I’m reminded of the computer homepage my husband used some years ago for quite some time.  It was the Vatican TV webcam from St Peter’s Square, Rome.  He used to say that he’d feel connected to the universal church by glancing at the great basilica, hear the fountains and watch the pilgrims milling about. He was reminded to pray for the Holy Father whose then apartments were visible on the webcam.  Obviously it was a far cry from being in Rome but I thought it was a very filial thing to do.  I am sure that God saw and delighted in his loving son doing that very simple act to stay connected in a tangible way. 
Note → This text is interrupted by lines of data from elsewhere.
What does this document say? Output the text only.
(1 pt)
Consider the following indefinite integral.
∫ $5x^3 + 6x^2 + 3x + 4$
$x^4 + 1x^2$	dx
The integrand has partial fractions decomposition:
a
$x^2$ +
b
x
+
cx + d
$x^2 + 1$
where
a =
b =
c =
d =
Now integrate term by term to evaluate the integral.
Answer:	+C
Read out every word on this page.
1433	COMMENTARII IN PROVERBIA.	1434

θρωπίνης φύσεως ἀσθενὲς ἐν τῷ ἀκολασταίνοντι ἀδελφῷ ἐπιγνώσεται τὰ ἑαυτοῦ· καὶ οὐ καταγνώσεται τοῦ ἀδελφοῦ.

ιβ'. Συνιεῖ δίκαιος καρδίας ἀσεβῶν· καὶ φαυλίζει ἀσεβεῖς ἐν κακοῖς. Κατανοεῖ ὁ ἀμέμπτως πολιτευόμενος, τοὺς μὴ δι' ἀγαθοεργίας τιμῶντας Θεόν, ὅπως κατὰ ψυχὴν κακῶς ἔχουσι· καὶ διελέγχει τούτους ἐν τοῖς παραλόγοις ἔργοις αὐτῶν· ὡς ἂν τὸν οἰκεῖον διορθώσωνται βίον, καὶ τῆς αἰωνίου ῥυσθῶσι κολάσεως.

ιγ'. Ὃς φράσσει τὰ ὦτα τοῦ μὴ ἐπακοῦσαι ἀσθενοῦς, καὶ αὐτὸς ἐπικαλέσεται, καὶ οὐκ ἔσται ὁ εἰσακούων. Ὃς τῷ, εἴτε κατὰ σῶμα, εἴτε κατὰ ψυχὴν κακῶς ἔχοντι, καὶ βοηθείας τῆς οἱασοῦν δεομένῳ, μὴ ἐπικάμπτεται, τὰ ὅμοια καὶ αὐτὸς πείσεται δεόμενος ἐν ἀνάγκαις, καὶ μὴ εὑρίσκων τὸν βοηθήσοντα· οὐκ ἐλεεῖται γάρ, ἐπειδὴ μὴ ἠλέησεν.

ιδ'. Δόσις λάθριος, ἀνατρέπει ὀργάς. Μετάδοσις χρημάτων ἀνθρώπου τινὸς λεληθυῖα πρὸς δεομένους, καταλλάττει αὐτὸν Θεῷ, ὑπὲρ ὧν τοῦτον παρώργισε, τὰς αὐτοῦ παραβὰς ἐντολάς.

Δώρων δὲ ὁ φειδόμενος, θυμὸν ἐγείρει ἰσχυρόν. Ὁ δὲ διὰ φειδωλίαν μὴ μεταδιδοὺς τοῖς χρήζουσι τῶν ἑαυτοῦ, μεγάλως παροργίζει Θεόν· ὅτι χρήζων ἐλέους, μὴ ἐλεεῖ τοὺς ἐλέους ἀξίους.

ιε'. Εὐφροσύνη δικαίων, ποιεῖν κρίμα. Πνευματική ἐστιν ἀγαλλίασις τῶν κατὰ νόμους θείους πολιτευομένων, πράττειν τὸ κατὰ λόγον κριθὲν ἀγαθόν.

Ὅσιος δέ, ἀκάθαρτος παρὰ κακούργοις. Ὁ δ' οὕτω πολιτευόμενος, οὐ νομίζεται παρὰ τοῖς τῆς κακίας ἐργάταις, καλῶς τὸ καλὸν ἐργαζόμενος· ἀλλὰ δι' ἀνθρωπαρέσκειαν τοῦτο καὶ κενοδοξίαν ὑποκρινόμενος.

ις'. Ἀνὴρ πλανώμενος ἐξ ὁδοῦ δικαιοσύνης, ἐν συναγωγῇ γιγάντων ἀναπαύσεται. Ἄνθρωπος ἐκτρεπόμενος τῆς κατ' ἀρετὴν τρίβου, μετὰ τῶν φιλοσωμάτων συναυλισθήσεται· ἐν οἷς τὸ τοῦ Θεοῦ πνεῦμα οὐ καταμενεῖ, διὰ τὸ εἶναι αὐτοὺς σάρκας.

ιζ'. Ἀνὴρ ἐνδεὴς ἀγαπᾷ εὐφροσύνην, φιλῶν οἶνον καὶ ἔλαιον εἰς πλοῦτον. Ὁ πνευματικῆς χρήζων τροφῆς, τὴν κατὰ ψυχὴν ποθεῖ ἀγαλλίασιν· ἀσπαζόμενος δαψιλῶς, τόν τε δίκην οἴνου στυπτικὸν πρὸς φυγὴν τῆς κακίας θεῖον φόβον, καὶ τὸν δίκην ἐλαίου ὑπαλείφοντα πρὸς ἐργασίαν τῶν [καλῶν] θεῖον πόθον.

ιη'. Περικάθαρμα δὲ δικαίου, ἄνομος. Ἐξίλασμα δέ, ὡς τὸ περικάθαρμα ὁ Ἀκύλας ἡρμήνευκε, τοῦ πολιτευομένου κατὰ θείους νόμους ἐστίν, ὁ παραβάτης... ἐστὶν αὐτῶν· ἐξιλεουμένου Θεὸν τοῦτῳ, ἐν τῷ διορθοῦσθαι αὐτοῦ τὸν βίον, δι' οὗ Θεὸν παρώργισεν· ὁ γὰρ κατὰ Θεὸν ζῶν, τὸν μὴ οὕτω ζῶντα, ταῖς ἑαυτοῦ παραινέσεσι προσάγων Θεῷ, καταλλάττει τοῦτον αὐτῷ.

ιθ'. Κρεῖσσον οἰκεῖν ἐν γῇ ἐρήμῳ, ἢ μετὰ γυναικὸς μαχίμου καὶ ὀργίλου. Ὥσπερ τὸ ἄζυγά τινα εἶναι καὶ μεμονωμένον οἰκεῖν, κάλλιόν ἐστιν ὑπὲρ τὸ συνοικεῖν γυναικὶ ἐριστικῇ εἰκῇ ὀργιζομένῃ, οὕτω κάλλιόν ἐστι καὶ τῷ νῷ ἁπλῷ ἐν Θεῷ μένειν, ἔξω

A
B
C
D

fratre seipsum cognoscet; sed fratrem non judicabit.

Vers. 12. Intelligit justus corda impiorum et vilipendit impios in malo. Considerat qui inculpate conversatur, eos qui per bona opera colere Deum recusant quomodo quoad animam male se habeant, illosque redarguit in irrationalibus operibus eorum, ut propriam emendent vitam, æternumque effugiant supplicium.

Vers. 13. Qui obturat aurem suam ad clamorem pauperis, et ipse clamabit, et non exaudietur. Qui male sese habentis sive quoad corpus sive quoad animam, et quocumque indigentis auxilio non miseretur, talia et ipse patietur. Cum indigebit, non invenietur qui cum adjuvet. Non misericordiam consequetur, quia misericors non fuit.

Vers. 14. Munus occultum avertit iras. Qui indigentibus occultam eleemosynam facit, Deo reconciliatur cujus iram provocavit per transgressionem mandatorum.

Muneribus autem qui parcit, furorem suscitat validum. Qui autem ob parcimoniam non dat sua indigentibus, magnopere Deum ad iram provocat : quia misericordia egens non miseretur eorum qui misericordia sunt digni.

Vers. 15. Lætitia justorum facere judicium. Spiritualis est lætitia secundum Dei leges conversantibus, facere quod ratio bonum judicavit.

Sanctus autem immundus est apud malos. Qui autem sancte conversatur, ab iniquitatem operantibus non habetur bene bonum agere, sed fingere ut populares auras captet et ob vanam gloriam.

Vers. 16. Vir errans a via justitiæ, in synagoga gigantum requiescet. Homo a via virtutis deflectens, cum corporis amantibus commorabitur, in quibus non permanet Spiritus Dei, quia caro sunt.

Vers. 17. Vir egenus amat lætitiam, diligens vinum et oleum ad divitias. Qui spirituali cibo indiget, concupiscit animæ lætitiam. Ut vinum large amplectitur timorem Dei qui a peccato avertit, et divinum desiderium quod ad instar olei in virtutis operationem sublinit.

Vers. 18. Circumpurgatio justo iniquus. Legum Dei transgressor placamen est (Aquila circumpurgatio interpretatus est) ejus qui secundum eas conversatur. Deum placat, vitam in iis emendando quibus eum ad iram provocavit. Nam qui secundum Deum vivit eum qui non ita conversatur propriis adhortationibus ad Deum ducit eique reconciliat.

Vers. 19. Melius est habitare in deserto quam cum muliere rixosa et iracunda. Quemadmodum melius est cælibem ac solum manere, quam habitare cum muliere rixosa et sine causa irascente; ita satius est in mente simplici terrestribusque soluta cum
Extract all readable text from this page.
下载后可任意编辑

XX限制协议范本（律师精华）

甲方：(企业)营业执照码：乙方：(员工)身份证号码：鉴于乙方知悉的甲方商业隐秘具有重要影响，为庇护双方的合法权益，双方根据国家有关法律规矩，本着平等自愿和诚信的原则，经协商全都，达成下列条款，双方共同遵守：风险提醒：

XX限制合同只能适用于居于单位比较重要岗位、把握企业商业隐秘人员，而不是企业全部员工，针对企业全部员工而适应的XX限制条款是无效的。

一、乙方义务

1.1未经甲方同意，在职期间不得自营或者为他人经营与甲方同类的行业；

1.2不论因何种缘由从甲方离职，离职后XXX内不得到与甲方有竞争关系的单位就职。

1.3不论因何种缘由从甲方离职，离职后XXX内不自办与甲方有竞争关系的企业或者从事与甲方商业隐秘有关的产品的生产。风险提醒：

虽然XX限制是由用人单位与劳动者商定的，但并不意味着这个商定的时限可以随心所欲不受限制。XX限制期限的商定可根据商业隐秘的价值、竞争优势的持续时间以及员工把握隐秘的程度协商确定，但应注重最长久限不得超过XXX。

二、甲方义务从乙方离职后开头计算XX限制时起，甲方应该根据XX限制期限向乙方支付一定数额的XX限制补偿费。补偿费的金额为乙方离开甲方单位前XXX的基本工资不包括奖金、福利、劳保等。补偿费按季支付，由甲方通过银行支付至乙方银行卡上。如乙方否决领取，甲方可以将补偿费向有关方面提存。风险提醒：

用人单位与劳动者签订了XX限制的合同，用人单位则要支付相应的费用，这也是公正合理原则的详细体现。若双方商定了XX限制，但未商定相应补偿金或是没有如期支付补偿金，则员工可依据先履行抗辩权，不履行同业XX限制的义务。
Jesus is our spouse.  He is our Divine bridegroom.  Like any bride we long for that connection with our spouse.  So the church is locked? So we’re bedridden, disabled or just a plain old overwhelmed mom keeping all the plates spinning and not always managing.  Do you think for a second that the Bridegroom who waits for us in the quietness of the tabernacle is going to avert his gaze from us because our connection is in computer pixels and therefore not good enough? 

I love when my husband texts or phones me for tiny moments during the day, I love that continued conversation, those little connections which remind me that I’m on my spouse’s mind, that I’m in his heart.  I’m excited and hopeful that some day my husband can retire and was can spend all day chatting, I still have so much to tell him like ‘y’know who I saw uptown’ and important questions such as ‘would you like some tea?’. In the meantime I’ll delight in those technology enabled moments of heart onto heart with my spouse.  Is God not the greatest spouse? Does he not long for connection with us? Does he not desire our simple bits of news and childlike questions?

God sees us anyway.  We are always in his gaze.  He sees our efforts.  One of my favourite scenes in the Gospel is Jesus’ encounter with Nathaniel.  Jesus says to him ‘I saw you under the olive tree’.  We don’t know what Nathaniel was doing when Jesus saw him.  We know it was something good, perhaps it was as simple an act as trying to tune in the live webcam from his local parish church which happened to be locked because other people have forgotten that it was precisely Jesus who gave us this great civilisation with it’s beautiful, now locked Churches.  


  1. Rose Marie RussellMay 20, 2019 at 11:49 PM

    Oh, Jennifer, so beautiful and eloquent. I am blessed and fortunate to know you and to receive your encouraging and challenging words. Thank you
    for them.

    1. Thank you RoseMarie, the blessing goes both ways.